It seems everything writer Jennifer Egan touches turns to gold. Her novels, which include Look at Me and The Keep, are national best sellers and have been nominated for numerous awards. The Chicago native, who grew up in San Francisco and now calls Brooklyn home, is a frequent contributor to The New York Times Magazine and has published work in The New Yorker, Harper’s, McSweeney’s Quarterly Concern, and elsewhere. In April, Egan was awarded the highest of literary honors—her latest book, A Visit From the Goon Squad, won the Pulitzer Prize for fiction after taking the National Book Critics Circle Award earlier this year. Such success could easily go to one’s head, but Egan remains humble despite the accolades. She continues to push the envelope and think outside the proverbial box, experimenting with literary voice, style, and structure and bravely approaching new territory (HBO optioned Goon Squad for adaptation into a television series). She is never afraid to take a leap of faith, an attribute that has, thus far, worked greatly to her advantage.

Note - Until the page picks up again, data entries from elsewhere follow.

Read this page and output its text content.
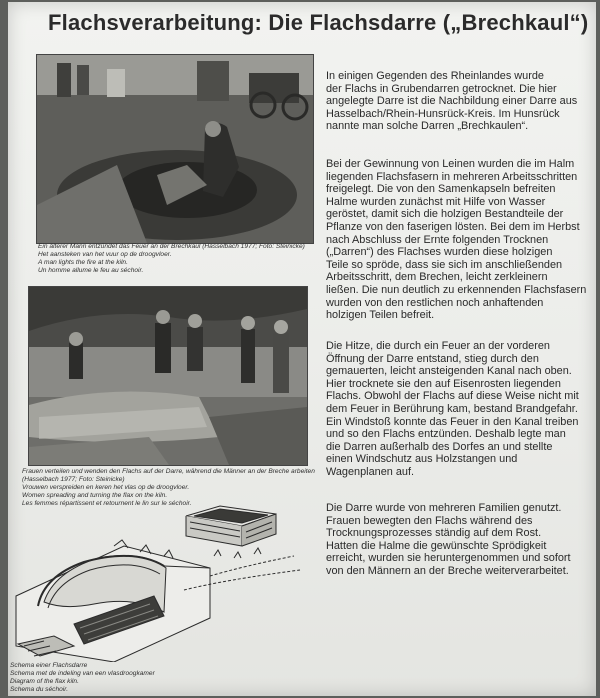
Flachsverarbeitung: Die Flachsdarre („Brechkaul“)
Ein älterer Mann entzündet das Feuer an der Brechkaul (Hasselbach 1977; Foto: Steinicke)
Het aansteken van het vuur op de droogvloer.
A man lights the fire at the kiln.
Un homme allume le feu au séchoir.
Frauen verteilen und wenden den Flachs auf der Darre, während die Männer an der Breche arbeiten
(Hasselbach 1977; Foto: Steinicke)
Vrouwen verspreiden en keren het vlas op de droogvloer.
Women spreading and turning the flax on the kiln.
Les femmes répartissent et retournent le lin sur le séchoir.
Schema einer Flachsdarre
Schema met de indeling van een vlasdroogkamer
Diagram of the flax kiln.
Schema du séchoir.

In einigen Gegenden des Rheinlandes wurde
der Flachs in Grubendarren getrocknet. Die hier
angelegte Darre ist die Nachbildung einer Darre aus
Hasselbach/Rhein-Hunsrück-Kreis. Im Hunsrück
nannte man solche Darren „Brechkaulen“.

Bei der Gewinnung von Leinen wurden die im Halm
liegenden Flachsfasern in mehreren Arbeitsschritten
freigelegt. Die von den Samenkapseln befreiten
Halme wurden zunächst mit Hilfe von Wasser
geröstet, damit sich die holzigen Bestandteile der
Pflanze von den faserigen lösten. Bei dem im Herbst
nach Abschluss der Ernte folgenden Trocknen
(„Darren“) des Flachses wurden diese holzigen
Teile so spröde, dass sie sich im anschließenden
Arbeitsschritt, dem Brechen, leicht zerkleinern
ließen. Die nun deutlich zu erkennenden Flachsfasern
wurden von den restlichen noch anhaftenden
holzigen Teilen befreit.

Die Hitze, die durch ein Feuer an der vorderen
Öffnung der Darre entstand, stieg durch den
gemauerten, leicht ansteigenden Kanal nach oben.
Hier trocknete sie den auf Eisenrosten liegenden
Flachs. Obwohl der Flachs auf diese Weise nicht mit
dem Feuer in Berührung kam, bestand Brandgefahr.
Ein Windstoß konnte das Feuer in den Kanal treiben
und so den Flachs entzünden. Deshalb legte man
die Darren außerhalb des Dorfes an und stellte
einen Windschutz aus Holzstangen und
Wagenplanen auf.

Die Darre wurde von mehreren Familien genutzt.
Frauen bewegten den Flachs während des
Trocknungsprozesses ständig auf dem Rost.
Hatten die Halme die gewünschte Sprödigkeit
erreicht, wurden sie heruntergenommen und sofort
von den Männern an der Breche weiterverarbeitet.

How does it feel to have won
so many awards for your writing?
Really great, of course, and a bit dreamlike. One imagines these things, half-assuming they’ll never happen. So, for me, it’s a reconfiguration of the universe. It’s also scary. There’s this fear that my next book might not live up to such standards. I feel compelled to fulfill the legitimacy I’ve been given.
Did you face any obstacles
getting your first book published?
The biggest obstacle was writing a good book. I failed miserably the first time. I was turned down 15 or 16 times before Nan Talese at Doubleday decided to take it on. She put a big box of tissues next to me the first time we sat down. I came in with a lemon, and she taught me how to fix my writing. She’s a great editor.
Each of your books deals with vastly different subject matter. What’s your research process?
I always use a mix of journalistic research styles—both talking to people and reading. With A Visit From the Goon Squad, the hardest part to research was the technology behind music recording. I spent a lot of phone time with a very patient mixer and producer. I also read a lot about the music industry, but that didn’t feel like research.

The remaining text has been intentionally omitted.